Afinal de contas, quem é você?

Sócrates ( circa 470 a.C.–399 a.C.), o grande filósofo grego da Antigüidade, acreditava que “não vale a pena viver uma vida não examinada”. Será? Não haveria a possibilidade de alguém querer examinar demais a própria vida e acabar se enrolando intelectualmente no processo? E seria nossa vida tão excitante e especial assim que deva ser minuciosamente investigada? Lembro-me aqui de um ironista, cujo nome me foge à memória, que afirmou: “Não valeu a pena examinar uma vida examinada”.

Continuidade física do “eu” – Nosso corpo sofre mudanças enormes de tamanho e proporção ao longo do tempo e, mesmo assim, continuamos a ser “os mesmos”.

Também na Grécia antiga, no pórtico do Oráculo de Delfos, estava gravado na pedra: “Conhece-te a ti mesmo”. A este respeito, ocorre um probleminha que talvez você, leitor, nunca tenha parado para analisar. Exatamente quem é você? Em que sentido você tem permanecido a mesma pessoa durante toda a sua vida?
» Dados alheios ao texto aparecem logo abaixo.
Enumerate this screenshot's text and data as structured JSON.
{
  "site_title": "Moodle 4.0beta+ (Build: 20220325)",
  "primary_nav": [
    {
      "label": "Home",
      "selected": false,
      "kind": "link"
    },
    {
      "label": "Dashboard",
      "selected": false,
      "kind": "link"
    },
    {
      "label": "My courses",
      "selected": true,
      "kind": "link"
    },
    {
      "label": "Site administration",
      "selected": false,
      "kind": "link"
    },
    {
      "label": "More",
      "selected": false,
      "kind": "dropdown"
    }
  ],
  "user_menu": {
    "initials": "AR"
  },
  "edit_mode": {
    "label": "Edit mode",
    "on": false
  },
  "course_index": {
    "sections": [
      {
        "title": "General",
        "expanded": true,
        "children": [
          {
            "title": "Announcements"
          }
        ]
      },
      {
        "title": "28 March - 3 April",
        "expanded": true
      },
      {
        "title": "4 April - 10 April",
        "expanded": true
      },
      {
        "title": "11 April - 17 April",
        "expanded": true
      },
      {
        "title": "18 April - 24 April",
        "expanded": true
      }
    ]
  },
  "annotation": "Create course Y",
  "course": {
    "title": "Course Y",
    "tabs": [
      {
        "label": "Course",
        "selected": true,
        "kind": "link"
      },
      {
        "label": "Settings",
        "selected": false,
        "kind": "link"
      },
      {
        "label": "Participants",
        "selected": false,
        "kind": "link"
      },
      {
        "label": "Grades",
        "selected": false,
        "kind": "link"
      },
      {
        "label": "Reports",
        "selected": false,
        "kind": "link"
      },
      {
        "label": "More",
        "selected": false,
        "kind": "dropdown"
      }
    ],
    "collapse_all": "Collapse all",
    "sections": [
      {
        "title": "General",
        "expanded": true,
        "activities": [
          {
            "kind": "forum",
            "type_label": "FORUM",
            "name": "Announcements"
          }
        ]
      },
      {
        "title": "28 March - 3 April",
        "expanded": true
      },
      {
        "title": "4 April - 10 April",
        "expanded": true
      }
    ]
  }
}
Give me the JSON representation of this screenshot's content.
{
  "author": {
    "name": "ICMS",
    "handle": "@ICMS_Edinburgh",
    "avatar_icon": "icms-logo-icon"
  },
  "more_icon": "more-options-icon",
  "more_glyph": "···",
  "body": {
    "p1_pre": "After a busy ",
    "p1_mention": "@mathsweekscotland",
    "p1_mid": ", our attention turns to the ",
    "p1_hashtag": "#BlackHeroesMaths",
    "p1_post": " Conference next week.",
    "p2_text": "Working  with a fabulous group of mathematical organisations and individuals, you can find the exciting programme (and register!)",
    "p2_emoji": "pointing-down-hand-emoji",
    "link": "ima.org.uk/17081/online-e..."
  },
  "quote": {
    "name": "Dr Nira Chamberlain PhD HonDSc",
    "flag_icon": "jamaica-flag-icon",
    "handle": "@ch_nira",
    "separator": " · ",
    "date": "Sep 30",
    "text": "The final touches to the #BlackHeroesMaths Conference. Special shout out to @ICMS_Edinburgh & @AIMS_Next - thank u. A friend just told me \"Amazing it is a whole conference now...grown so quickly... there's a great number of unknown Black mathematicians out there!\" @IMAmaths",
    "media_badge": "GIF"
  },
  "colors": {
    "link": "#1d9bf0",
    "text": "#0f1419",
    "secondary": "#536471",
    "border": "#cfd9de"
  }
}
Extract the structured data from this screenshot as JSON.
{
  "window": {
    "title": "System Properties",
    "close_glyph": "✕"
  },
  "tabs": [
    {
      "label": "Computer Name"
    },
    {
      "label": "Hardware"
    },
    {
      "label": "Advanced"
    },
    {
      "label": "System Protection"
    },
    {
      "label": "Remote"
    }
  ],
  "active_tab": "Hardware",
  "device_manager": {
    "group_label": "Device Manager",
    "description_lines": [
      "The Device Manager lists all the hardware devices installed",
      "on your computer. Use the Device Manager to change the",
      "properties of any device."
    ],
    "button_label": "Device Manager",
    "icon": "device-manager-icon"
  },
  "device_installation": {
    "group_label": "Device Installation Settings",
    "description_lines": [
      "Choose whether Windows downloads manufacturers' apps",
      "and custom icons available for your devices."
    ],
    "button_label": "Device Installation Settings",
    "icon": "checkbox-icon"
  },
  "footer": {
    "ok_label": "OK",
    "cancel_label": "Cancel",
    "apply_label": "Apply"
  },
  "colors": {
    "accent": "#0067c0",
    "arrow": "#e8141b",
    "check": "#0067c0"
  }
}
Uma possível resposta de sua parte seria: “eu sou meu corpo”. Mas seu corpo hoje é com certeza totalmente diferente daquele da sua infância e você ainda continua a se considerar “você”. Como explicar a continuidade do “eu” físico se tudo muda o tempo todo?

O pensador grego Plutarco (45-125?) já filosofava sobre esse problema, usando como modelo o navio do herói grego Teseu, que foi preservado após a sua morte. Ao longo do tempo a madeira foi apodrecendo e as tábuas foram sendo substituídas até que não sobrou nenhuma das originais. A questão é: a estrutura com nova madeira ainda é o “navio de Teseu”?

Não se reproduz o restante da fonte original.